Monday 15 August 2011

Imprison, evict, impoverish - Victorian punishments for the looters

First the disorder, now the purge. 

Those caught rioting and looting face not just punitive jail sentences but the prospect of withdrawn benefits and house eviction of their entire families. 

The message: you will pay the heaviest possible price for violations against commercial property. 

Depressingly, a large majority of the public strongly support such retributive actions.

Which all goes to prove the power of political rhetoric and media propaganda in serving to hide the real causes and culprits. There's nothing quite like a reactionary assault on the 'underclass' and 'feral youth' to help disguise the elite's own crimes and responsibilities.   

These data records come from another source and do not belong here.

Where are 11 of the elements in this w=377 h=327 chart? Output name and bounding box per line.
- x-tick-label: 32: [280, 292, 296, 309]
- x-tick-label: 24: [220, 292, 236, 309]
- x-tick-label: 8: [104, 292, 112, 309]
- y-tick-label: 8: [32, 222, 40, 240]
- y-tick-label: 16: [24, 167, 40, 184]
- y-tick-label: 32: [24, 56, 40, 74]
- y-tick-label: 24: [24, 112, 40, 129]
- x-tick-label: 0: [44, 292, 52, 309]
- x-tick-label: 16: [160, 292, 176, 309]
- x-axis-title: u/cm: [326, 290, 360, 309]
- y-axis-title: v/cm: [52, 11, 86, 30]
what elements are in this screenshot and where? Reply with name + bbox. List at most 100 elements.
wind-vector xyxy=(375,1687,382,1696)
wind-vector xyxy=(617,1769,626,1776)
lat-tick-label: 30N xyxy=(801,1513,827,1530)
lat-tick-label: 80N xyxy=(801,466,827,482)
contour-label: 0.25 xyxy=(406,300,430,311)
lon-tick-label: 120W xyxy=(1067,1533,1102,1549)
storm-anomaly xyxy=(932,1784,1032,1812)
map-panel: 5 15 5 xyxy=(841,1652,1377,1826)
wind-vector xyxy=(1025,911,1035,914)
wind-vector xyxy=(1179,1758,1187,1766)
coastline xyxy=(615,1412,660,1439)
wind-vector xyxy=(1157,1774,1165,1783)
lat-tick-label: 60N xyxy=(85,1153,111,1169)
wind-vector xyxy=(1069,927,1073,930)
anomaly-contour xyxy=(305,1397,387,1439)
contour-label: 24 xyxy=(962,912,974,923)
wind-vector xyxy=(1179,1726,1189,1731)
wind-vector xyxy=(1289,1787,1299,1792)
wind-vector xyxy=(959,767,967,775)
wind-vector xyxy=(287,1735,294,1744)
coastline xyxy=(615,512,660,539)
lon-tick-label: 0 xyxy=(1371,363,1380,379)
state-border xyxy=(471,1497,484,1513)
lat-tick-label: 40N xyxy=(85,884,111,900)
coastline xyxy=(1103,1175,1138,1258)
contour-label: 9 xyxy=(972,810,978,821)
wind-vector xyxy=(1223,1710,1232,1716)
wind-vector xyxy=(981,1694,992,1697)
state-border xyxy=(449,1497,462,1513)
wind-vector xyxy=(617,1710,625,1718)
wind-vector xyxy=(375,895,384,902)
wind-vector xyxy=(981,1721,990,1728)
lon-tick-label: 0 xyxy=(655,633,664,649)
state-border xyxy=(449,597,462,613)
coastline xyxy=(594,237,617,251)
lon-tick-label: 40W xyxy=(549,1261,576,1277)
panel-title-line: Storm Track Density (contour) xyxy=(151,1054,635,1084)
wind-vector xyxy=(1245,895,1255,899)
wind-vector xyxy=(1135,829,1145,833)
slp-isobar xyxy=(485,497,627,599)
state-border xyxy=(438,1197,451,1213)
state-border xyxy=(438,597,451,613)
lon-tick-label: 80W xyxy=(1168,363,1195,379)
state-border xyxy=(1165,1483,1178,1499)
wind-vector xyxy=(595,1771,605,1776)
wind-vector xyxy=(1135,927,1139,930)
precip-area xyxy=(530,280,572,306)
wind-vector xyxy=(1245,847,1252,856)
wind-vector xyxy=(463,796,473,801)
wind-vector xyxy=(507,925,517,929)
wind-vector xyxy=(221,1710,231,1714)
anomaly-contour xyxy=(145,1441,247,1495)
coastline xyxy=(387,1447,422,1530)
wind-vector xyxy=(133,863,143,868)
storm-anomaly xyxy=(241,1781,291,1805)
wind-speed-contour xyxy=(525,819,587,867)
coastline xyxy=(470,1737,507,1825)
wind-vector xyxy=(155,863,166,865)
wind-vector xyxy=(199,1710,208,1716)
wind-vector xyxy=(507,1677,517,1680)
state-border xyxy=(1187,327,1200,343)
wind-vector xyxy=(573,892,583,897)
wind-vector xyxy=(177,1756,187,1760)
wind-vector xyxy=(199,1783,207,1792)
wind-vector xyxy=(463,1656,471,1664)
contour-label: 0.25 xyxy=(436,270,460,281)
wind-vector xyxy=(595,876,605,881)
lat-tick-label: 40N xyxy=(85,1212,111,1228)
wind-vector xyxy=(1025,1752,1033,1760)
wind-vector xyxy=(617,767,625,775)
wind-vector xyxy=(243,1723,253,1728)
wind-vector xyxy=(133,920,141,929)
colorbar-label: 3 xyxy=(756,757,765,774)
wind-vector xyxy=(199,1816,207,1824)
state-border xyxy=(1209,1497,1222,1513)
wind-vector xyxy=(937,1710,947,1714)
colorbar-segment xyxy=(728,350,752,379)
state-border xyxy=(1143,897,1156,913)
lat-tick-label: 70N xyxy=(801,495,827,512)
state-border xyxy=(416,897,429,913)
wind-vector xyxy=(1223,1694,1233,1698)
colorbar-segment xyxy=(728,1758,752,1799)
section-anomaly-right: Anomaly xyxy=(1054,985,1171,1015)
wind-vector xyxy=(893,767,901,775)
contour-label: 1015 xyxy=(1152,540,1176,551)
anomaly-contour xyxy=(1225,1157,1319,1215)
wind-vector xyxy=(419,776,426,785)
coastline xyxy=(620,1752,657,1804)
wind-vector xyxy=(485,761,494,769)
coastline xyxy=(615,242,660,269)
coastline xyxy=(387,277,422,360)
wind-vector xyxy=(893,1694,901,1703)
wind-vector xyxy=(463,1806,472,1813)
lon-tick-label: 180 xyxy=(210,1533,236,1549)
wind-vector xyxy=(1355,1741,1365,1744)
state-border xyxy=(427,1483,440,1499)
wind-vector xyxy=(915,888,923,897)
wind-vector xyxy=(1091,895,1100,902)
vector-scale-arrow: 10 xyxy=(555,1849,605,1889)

The tough sentencing includes five months imprisonment for a 24-year-old mother who slept through the riots, but was jailed for accepting a set of stolen shorts from a friend.

Now comes the assault on looters' benefits, a move defended by ConDem minister Iain Duncan Smith as a reasonable sanction against those 'who have shown no regard' for their community or society.  Much of the public applaud, seeing no apparent contradiction in such messages from a government that's ravaged communities with spending cuts.     

The  plans to remove benefits also comes with all the rational agonising one might expect of Liberal Democrats and their 'intellectual' associates.

As the Financial Times reports:
"Ministers are drawing up controversial plans to remove benefits from those convicted of taking part in the riots that engulfed England last week, in a move Liberal Democrats and independent experts have condemned as counter-productive and overly expensive."
 So very Lib Dem. So very liberal think tank. One might wish to commend such concerns as a check on Tory excesses. Yet, there's not a single syllable of compassion in their 'cost-effective', utilitarian calculus.

A more enlightened version of that concern might have read:
"... in a move Liberal Democrats and independent experts have condemned as hateful vengeance against the poorest and proof of the government's cost-priority protection of the wealthy."
Meanwhile, various English councils have initiated eviction orders against the families of those involved.  In one such case, a mother is to be removed from her home after her 12-year-old son was arrested and charged with looting:
"A spokesman for Wandsworth Council said it wanted to "get the ball rolling" rather than wait to see if the tenant would be convicted."
No need for due process of the law, then, or consideration of the destructive effect on that family.  (It's the kind of collective punishment meted out by the Israeli state when they demolish a family's home in reprisal for attacks made by just one of the family members.)

The councils concerned are taking political cover from Cameron's great "social fighback".  As reported by the Independent:
"The Prime Minister, David Cameron, gave his backing yesterday to councils seeking to evict tenants over the violence, saying that people who "loot and pillage their own community should be shown the door".  Mr Cameron said he thought evictions were a way of "enforcing responsibility in our society". He told the BBC that people who could face difficulties as a result of their eviction "should have thought of that before they started burgling"."
Again, it's all fine for Cameron and his banking friends to loot and pillage communities - whether ours or those in Afghanistan and Libya.  If he ever comes to "face [the] difficulties" of "responsibility" for those crimes might we be entitled to say, well, "he should have thought of that before he started cutting and bombing"?

Another key feature of the Victorian-mood punishment is the government's own e-petition process, a mock consultation that, alongside all the standard media encouragements to hateful resentment, has now seen 200,000 signatures calling for severe action against the looters. 

If only we heard the same political, media and public calls for elite robber bankers and war-rioting politicians to have their homes and other proceeds of crime repossessed. Again, it's proof-positive that the propaganda system works.

As previously stated, nothing useful ever comes from violence and destruction. The riots and looting have left families bereaved and communities fearful.  But the punitive, vindictive purge we're now seeing against the poorest and weakest parts of society help reveal the deeper poverty of justice, compassion and caring intervention at the heart of our economically cruel and morally bankrupt system.